On 11.04.2017 16:49, Kevin Wolf wrote:

[...]

>>>>> By the way, if you'd only allow multiple of 1s overhead
>>>>> (i.e. multiples of 32 subclusters), I think (3) would be pretty much
>>>>> the same as (2) if you just always write the subcluster information
>>>>> adjacent to the L2 table. Should be just the same caching-wise and
>>>>> performance-wise.
>>>>
>>>> Then (3) is effectively the same as (2), just that the subcluster
>>>> bitmaps are at the end of the L2 cluster, and not next to each entry.
>>>
>>> Exactly. But it's a difference in implementation, as you won't have to
>>> worry about having changed the L2 table layout; maybe that's a
>>> benefit.
>>
>> I'm not sure if that would simplify or complicate things, but it's worth
>> considering.
> 
> Note that 64k between an L2 entry and the corresponding bitmap is enough
> to make an update not atomic any more. They need to be within the same
> sector to get atomicity.

Good point, but that also means that (with (2)) you can only use
subcluster configurations where the L2 entry size increases by a power
of two.
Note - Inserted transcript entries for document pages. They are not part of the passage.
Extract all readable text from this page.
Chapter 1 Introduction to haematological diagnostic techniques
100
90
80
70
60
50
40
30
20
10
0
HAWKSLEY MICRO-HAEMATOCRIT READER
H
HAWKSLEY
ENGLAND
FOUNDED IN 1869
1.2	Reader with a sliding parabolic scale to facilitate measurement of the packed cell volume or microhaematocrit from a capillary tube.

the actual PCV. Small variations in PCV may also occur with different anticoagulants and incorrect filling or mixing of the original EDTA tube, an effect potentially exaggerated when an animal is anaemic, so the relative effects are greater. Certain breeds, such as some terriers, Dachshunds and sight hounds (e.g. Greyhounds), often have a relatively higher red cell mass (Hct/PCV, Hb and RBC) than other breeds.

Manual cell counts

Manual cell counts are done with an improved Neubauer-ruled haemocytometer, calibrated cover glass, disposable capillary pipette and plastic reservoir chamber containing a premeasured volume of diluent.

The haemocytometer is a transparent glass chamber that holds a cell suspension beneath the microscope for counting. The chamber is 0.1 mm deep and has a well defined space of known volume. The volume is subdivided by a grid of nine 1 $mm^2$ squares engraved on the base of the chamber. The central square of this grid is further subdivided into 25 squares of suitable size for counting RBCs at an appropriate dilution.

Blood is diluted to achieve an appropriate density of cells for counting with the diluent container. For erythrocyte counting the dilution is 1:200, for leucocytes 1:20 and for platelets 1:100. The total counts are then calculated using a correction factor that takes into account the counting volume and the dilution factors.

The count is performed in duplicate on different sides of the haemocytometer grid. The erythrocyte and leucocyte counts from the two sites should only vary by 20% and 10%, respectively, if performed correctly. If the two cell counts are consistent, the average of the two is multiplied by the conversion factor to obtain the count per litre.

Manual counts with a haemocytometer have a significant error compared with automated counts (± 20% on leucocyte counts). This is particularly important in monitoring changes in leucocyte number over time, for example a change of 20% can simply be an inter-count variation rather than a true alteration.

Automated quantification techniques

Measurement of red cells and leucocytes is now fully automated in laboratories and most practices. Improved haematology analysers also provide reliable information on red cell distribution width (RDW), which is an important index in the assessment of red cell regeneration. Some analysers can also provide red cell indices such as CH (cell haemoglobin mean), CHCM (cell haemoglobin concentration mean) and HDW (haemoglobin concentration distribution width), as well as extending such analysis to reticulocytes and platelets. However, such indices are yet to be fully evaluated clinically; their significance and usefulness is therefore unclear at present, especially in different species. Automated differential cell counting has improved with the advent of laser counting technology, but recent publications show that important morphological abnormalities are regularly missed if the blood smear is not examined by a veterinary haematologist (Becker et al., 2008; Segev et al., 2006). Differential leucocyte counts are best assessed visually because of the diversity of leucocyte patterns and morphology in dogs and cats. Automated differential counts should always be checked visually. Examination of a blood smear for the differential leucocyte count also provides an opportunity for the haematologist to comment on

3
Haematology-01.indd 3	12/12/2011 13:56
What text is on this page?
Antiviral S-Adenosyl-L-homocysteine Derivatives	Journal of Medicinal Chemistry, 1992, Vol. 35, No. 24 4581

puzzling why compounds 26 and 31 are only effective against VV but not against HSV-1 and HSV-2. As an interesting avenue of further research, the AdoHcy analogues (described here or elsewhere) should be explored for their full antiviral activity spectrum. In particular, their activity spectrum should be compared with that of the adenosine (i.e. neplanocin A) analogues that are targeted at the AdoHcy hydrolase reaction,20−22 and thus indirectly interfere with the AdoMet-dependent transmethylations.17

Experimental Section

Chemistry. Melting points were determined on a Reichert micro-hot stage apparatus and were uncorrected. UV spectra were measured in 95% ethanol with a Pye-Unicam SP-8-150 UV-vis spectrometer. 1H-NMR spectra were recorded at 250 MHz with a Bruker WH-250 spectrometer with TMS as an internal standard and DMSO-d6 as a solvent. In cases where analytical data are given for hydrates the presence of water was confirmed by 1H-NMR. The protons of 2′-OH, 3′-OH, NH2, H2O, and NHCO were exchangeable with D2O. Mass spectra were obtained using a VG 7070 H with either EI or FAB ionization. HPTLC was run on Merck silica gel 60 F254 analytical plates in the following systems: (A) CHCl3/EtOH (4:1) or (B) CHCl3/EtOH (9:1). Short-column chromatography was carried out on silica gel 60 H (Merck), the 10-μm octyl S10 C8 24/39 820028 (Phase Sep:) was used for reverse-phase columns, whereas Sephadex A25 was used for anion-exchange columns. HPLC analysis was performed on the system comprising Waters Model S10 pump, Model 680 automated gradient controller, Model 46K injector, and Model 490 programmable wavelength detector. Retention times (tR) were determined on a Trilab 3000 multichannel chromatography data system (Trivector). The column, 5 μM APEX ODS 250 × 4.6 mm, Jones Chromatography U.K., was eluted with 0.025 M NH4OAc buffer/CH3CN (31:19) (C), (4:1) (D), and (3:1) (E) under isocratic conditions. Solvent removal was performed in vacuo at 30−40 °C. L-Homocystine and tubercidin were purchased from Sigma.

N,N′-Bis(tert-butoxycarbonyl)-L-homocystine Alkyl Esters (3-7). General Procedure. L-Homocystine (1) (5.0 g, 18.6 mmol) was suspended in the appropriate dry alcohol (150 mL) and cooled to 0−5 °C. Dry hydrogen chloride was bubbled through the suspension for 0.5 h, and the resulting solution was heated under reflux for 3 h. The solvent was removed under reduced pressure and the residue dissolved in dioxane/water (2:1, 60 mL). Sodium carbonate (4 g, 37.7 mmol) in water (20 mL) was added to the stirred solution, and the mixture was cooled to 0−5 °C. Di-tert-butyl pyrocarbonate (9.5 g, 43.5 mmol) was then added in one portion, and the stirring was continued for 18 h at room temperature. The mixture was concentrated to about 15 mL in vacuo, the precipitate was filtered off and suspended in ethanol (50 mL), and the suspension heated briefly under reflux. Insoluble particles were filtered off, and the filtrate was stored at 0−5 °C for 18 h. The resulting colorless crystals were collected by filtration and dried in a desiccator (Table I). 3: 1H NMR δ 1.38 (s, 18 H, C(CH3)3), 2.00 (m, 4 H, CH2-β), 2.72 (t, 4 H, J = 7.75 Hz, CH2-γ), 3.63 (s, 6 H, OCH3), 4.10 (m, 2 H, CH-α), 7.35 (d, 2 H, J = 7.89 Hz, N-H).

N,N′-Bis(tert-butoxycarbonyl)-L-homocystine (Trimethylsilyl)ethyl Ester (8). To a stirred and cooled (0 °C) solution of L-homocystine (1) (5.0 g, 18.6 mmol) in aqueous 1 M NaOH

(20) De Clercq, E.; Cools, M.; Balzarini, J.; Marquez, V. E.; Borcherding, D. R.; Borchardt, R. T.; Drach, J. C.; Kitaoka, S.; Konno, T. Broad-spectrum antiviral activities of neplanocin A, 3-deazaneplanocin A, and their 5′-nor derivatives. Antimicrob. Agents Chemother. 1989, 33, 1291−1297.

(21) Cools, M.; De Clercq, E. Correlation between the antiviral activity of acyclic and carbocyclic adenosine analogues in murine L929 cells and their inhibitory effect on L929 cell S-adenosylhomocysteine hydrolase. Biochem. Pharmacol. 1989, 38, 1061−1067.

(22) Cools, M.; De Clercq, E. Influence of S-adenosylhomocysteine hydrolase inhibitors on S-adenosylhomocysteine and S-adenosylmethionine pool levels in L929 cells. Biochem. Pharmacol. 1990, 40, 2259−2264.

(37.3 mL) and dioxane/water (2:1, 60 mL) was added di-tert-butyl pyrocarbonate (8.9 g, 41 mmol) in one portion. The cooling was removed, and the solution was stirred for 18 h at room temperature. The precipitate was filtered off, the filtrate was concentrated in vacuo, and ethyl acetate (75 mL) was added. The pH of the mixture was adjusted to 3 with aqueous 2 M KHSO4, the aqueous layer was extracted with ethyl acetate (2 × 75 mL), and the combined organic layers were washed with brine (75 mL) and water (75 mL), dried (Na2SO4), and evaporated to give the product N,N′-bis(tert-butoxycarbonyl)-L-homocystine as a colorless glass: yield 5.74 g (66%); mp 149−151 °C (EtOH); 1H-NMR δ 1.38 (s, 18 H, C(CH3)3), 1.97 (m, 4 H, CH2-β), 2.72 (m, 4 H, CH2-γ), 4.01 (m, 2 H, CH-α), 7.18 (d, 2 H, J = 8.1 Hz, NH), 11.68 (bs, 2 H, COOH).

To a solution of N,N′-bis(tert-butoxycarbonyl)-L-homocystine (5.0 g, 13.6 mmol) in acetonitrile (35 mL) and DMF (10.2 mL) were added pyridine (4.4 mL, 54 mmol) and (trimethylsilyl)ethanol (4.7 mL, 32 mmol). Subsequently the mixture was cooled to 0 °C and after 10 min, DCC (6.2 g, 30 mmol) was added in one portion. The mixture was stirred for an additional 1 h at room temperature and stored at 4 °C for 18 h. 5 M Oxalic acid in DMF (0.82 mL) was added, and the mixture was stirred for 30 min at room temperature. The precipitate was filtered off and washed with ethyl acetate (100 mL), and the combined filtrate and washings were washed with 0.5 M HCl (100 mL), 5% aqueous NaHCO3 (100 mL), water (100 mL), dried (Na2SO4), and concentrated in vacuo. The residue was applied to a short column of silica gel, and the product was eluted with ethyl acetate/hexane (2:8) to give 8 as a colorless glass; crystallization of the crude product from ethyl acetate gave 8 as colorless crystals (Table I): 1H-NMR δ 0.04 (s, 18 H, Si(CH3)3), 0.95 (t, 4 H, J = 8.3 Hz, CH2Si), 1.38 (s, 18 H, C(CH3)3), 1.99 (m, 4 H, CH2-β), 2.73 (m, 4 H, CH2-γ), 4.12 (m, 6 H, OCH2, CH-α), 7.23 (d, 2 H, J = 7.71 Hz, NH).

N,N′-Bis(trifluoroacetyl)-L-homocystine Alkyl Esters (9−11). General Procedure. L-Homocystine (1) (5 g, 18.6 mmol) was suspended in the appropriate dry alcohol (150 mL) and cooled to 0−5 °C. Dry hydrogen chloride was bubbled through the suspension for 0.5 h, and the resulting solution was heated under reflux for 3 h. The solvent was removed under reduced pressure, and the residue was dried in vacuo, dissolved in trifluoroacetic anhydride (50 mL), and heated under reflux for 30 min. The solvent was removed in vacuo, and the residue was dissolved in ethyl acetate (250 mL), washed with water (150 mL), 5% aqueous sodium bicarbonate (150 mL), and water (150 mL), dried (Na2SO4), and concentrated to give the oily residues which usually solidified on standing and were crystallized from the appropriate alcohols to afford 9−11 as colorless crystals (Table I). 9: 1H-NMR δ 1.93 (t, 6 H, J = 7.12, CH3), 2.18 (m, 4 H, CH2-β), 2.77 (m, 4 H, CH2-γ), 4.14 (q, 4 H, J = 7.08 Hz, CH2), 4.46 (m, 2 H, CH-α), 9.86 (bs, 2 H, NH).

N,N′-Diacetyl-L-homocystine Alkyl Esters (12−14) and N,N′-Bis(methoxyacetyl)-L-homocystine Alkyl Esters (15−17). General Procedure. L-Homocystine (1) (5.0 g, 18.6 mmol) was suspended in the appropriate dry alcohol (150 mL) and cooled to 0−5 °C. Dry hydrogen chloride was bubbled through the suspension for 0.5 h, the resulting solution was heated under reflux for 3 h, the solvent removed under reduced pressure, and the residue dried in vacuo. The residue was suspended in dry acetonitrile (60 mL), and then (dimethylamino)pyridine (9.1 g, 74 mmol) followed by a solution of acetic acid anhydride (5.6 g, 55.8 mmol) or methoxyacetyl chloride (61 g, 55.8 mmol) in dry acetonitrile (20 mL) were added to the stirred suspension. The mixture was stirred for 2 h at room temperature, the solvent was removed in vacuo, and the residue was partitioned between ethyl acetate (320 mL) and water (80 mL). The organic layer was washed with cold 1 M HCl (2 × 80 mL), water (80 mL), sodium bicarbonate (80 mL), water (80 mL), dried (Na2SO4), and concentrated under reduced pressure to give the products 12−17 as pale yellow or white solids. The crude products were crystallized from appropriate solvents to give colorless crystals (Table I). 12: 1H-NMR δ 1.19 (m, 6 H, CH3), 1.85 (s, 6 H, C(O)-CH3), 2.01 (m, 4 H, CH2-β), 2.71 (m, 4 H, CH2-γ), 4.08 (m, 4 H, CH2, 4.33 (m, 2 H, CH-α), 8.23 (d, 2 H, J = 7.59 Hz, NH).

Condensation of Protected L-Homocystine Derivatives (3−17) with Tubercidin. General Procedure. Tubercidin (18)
Unfortunately, only one of those configurations itself is a
power of two, and that is 32.

(With 32 subclusters, you take up 64 bits, which means an L2 entry will
take 128 bits; with any higher 2^n, you'd take up 2^{n+1} bits and the
L2 entry would take 2^{n+1} + 64 which is impossible to be a power of two.)

I don't know how useful non-power-of-two subcluster configurations are.
Probably not at all.

Since using subcluster would always result in the L2 table taking more
than 512 bytes, you could therefore never guarantee that there is no
entry overlapping a sector border (except with 32 subclusters).

Max